This project implements a two-stage Python pipeline that scrapes product information from the Phasics website, saves it to a structured JSON file, and then performs a follow-up analysis on the collected data.
-
Two-Stage Pipeline: The project is split into two distinct, single-responsibility scripts:
scraper.py: Handles all web scraping and data extraction.analyzer.py: Handles all data processing, analysis, and presentation.
-
Parsing Engine: It uses a rule-based parsing engine built on regex to classify each specification string into a structured data format.
- It identifies and parses different data types: numbers, ranges, and multi-part dimensions.
- It preserves the full context of the data, capturing units, qualifiers (like
<,~), and parenthetical extra information. - This is all managed through a schema using Python's
TypedDict.
- Python 3.10+
- We recommend creating and activating a new virtual environment (e.g., with
venv).
Install the project dependencies.
# 1. (Optional but recommended) Create and activate a virtual environment
# 2. Install dependencies from the lock file
pip install -r requirements.txtThe pipeline is a two-step process.
Step 1: Run the Scraper
This will fetch the data from the website and create the data/products.json file.

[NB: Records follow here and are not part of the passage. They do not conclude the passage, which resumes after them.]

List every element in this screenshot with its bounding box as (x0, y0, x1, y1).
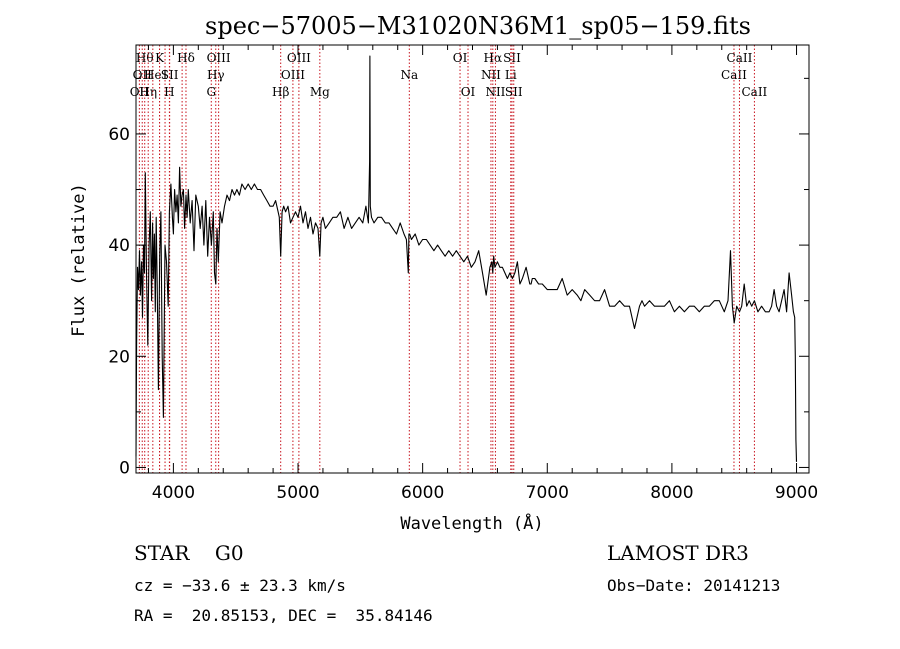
line-marker-label: SII (161, 68, 179, 82)
y-tick-label: 20 (108, 347, 130, 367)
line-marker-label: Na (400, 68, 418, 82)
line-marker-label: Hη (139, 85, 157, 99)
line-marker-label: OI (453, 51, 468, 65)
y-axis: 0 20 40 60 (108, 77, 809, 478)
line-marker-label: OIII (281, 68, 305, 82)
x-axis: 4000 5000 6000 7000 8000 9000 (147, 45, 818, 503)
line-marker-label: Hα (484, 51, 503, 65)
line-marker-label: Mg (310, 85, 330, 99)
spectrum-line (135, 55, 798, 462)
line-markers: OIIOIIHθHηHeKIHSIIHδGHγOIIIHβOIIIOIIIMgN… (130, 45, 768, 473)
x-axis-label: Wavelength (Å) (400, 512, 543, 534)
classification: STAR G0 (134, 541, 244, 565)
line-marker-label: CaII (727, 51, 753, 65)
line-marker-label: Hγ (207, 68, 225, 82)
line-marker-label: Hδ (177, 51, 195, 65)
obs-date: Obs−Date: 20141213 (607, 576, 781, 595)
x-tick-label: 9000 (775, 483, 818, 503)
line-marker-label: Hβ (272, 85, 289, 99)
line-marker-label: Hθ (136, 51, 154, 65)
line-marker-label: He (144, 68, 162, 82)
line-marker-label: NII (485, 85, 505, 99)
chart-title: spec−57005−M31020N36M1_sp05−159.fits (205, 12, 751, 40)
y-tick-label: 0 (119, 458, 130, 478)
line-marker-label: K (155, 51, 165, 65)
line-marker-label: G (206, 85, 216, 99)
line-marker-label: CaII (741, 85, 767, 99)
line-marker-label: OIII (207, 51, 231, 65)
line-marker-label: I (163, 68, 168, 82)
y-axis-label: Flux (relative) (69, 183, 89, 337)
coordinates: RA = 20.85153, DEC = 35.84146 (134, 606, 433, 625)
line-marker-label: CaII (721, 68, 747, 82)
x-tick-label: 7000 (526, 483, 569, 503)
line-marker-label: Li (505, 68, 517, 82)
x-tick-label: 5000 (276, 483, 319, 503)
y-tick-label: 40 (108, 236, 130, 256)
line-marker-label: SII (505, 85, 523, 99)
x-tick-label: 6000 (401, 483, 444, 503)
line-marker-label: OIII (287, 51, 311, 65)
line-marker-label: NII (481, 68, 501, 82)
line-marker-label: OI (461, 85, 476, 99)
spectrum-series (135, 55, 798, 462)
y-tick-label: 60 (108, 125, 130, 145)
redshift-cz: cz = −33.6 ± 23.3 km/s (134, 576, 346, 595)
x-tick-label: 4000 (152, 483, 195, 503)
line-marker-label: SII (503, 51, 521, 65)
plot-frame (135, 44, 810, 474)
survey-name: LAMOST DR3 (607, 541, 749, 565)
x-tick-label: 8000 (650, 483, 693, 503)
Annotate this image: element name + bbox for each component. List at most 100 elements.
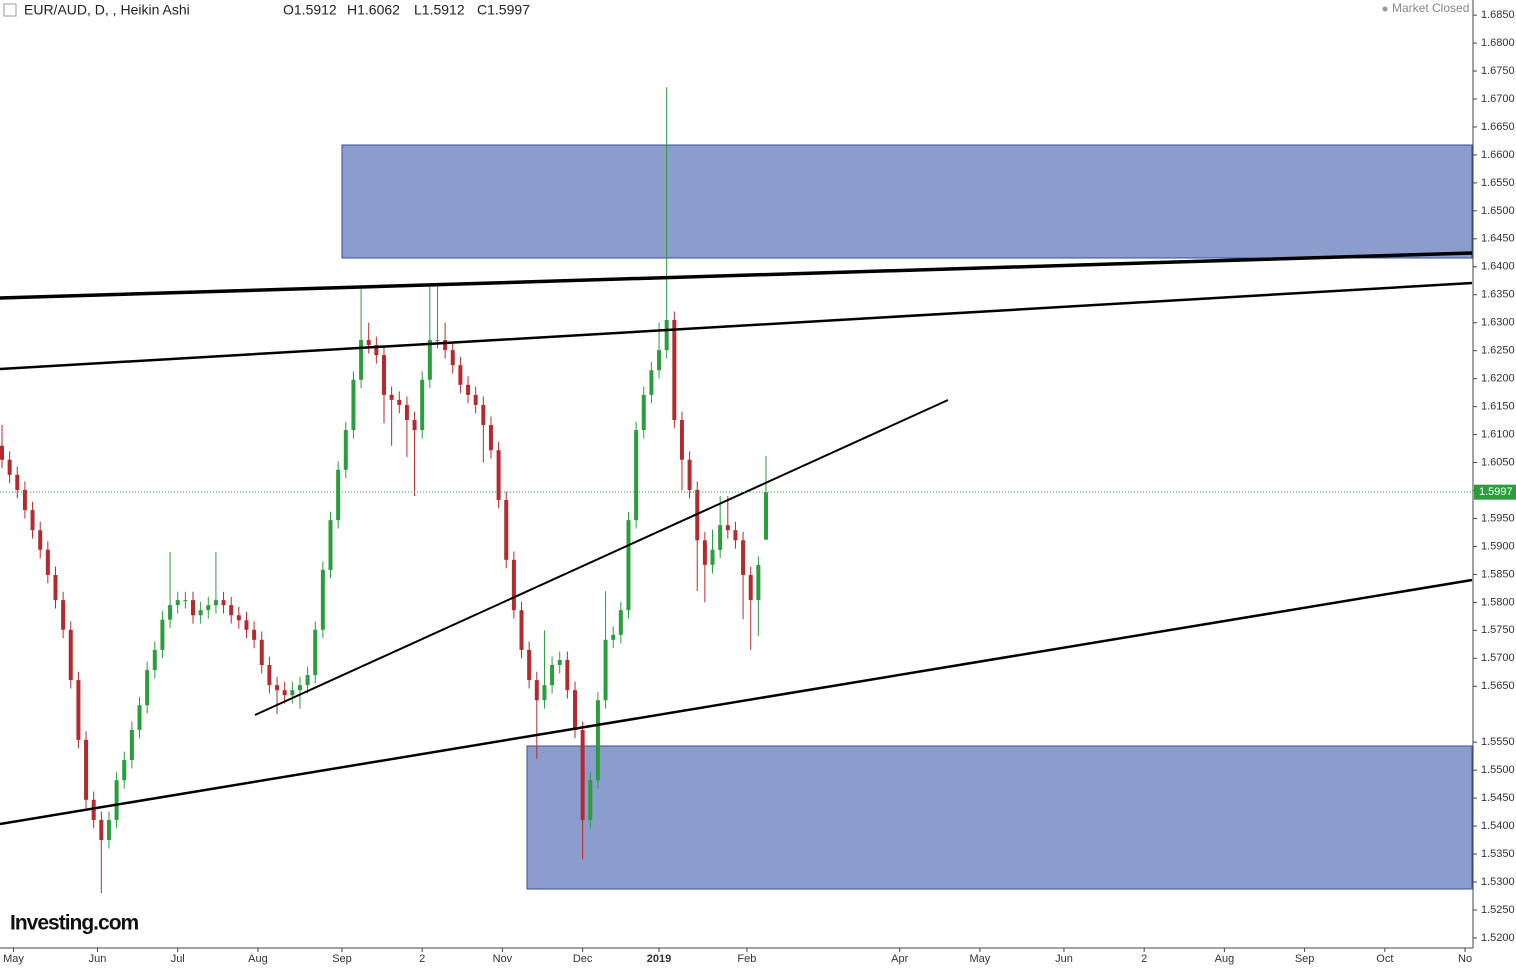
y-tick-label: 1.6500 — [1481, 205, 1515, 217]
y-tick-label: 1.5900 — [1481, 540, 1515, 552]
candle-body — [275, 685, 280, 691]
y-tick-label: 1.6250 — [1481, 345, 1515, 357]
candle-body — [236, 615, 241, 621]
candle-body — [427, 340, 432, 380]
candle-body — [710, 549, 715, 565]
ohlc-label: O1.5912 — [283, 2, 337, 18]
trend-line — [254, 399, 949, 716]
candle-body — [229, 605, 234, 616]
candle-body — [611, 634, 616, 640]
candle-body — [565, 659, 570, 691]
x-tick-label: May — [3, 953, 24, 965]
x-tick-label: Feb — [737, 953, 756, 965]
candle-body — [137, 705, 142, 730]
candle-body — [168, 605, 173, 620]
candle-body — [76, 680, 81, 740]
x-tick-label: Jun — [89, 953, 107, 965]
candle-body — [366, 340, 371, 346]
x-tick-label: Nov — [493, 953, 513, 965]
candle-body — [252, 629, 257, 640]
candle-body — [496, 450, 501, 501]
candle-body — [175, 600, 180, 606]
last-price-tag — [1474, 484, 1516, 500]
candle-body — [290, 690, 295, 696]
candle-body — [550, 664, 555, 686]
candle-body — [764, 492, 768, 540]
candle-body — [38, 530, 43, 550]
candle-body — [733, 530, 738, 541]
candle-body — [504, 500, 509, 560]
x-tick-label: Aug — [1215, 953, 1235, 965]
y-tick-label: 1.6050 — [1481, 456, 1515, 468]
candle-body — [0, 445, 4, 460]
candles — [0, 87, 768, 894]
candle-body — [679, 420, 684, 460]
candle-body — [443, 340, 448, 351]
y-tick-label: 1.5800 — [1481, 596, 1515, 608]
candle-body — [152, 649, 157, 671]
candle-body — [687, 459, 692, 490]
candle-body — [328, 520, 333, 570]
candle-body — [626, 520, 631, 611]
candle-body — [320, 569, 325, 630]
overlay — [0, 251, 1473, 826]
menu-icon[interactable] — [3, 3, 17, 17]
candle-body — [473, 394, 478, 405]
y-tick-label: 1.5300 — [1481, 876, 1515, 888]
x-tick-label: No — [1458, 953, 1472, 965]
candle-body — [91, 799, 96, 820]
candle-body — [382, 355, 386, 395]
candle-body — [741, 540, 746, 575]
candle-body — [22, 489, 27, 511]
x-tick-label: 2 — [419, 953, 425, 965]
candle-body — [374, 345, 379, 356]
candle-body — [634, 430, 639, 521]
candle-body — [213, 600, 218, 606]
candle-body — [511, 559, 516, 611]
y-tick-label: 1.5950 — [1481, 512, 1515, 524]
y-tick-label: 1.6750 — [1481, 65, 1515, 77]
candle-body — [99, 819, 104, 841]
y-tick-label: 1.5650 — [1481, 680, 1515, 692]
y-tick-label: 1.6150 — [1481, 401, 1515, 413]
trend-line — [0, 578, 1473, 826]
candle-body — [519, 610, 524, 650]
candle-body — [30, 510, 35, 531]
candle-body — [534, 680, 539, 701]
candle-body — [313, 629, 318, 676]
candle-body — [542, 685, 547, 701]
candle-body — [336, 469, 341, 521]
candle-body — [725, 525, 730, 531]
candle-body — [106, 819, 111, 841]
status: Market Closed — [1392, 1, 1469, 15]
y-tick-label: 1.6700 — [1481, 93, 1515, 105]
support-zone — [526, 745, 1473, 890]
candle-body — [45, 549, 50, 575]
candle-body — [718, 525, 723, 550]
y-tick-label: 1.5850 — [1481, 568, 1515, 580]
candle-body — [664, 319, 669, 351]
candle-body — [397, 399, 402, 405]
candle-body — [588, 780, 593, 820]
candle-body — [618, 610, 623, 635]
y-tick-label: 1.6400 — [1481, 261, 1515, 273]
candle-body — [297, 685, 302, 691]
candle-body — [657, 350, 662, 371]
y-tick-label: 1.6850 — [1481, 9, 1515, 21]
y-tick-label: 1.6800 — [1481, 37, 1515, 49]
candle-body — [527, 649, 532, 681]
candle-body — [343, 430, 348, 470]
candle-body — [282, 690, 287, 696]
y-tick-label: 1.6100 — [1481, 428, 1515, 440]
candle-body — [198, 610, 203, 616]
candle-body — [160, 619, 165, 650]
candle-body — [53, 574, 58, 601]
y-tick-label: 1.5250 — [1481, 904, 1515, 916]
x-tick-label: May — [970, 953, 991, 965]
x-tick-label: 2 — [1141, 953, 1147, 965]
candle-body — [420, 379, 425, 431]
x-tick-label: Sep — [1295, 953, 1315, 965]
candle-body — [595, 700, 600, 781]
candle-body — [481, 404, 486, 426]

python scraper.pyStep 2: Run the Analyzer
This will load the generated JSON file, process the data, and print the final sorted table to your terminal.
python analyzer.pyThere are spelling mistakes in the website (wavelenght instead of wavelength) or specifications that are the same but named differently for different products (accuracy vs accuracy (absolute)). I decided to ignore these issues as they don't seem to be within the scope of this exercise.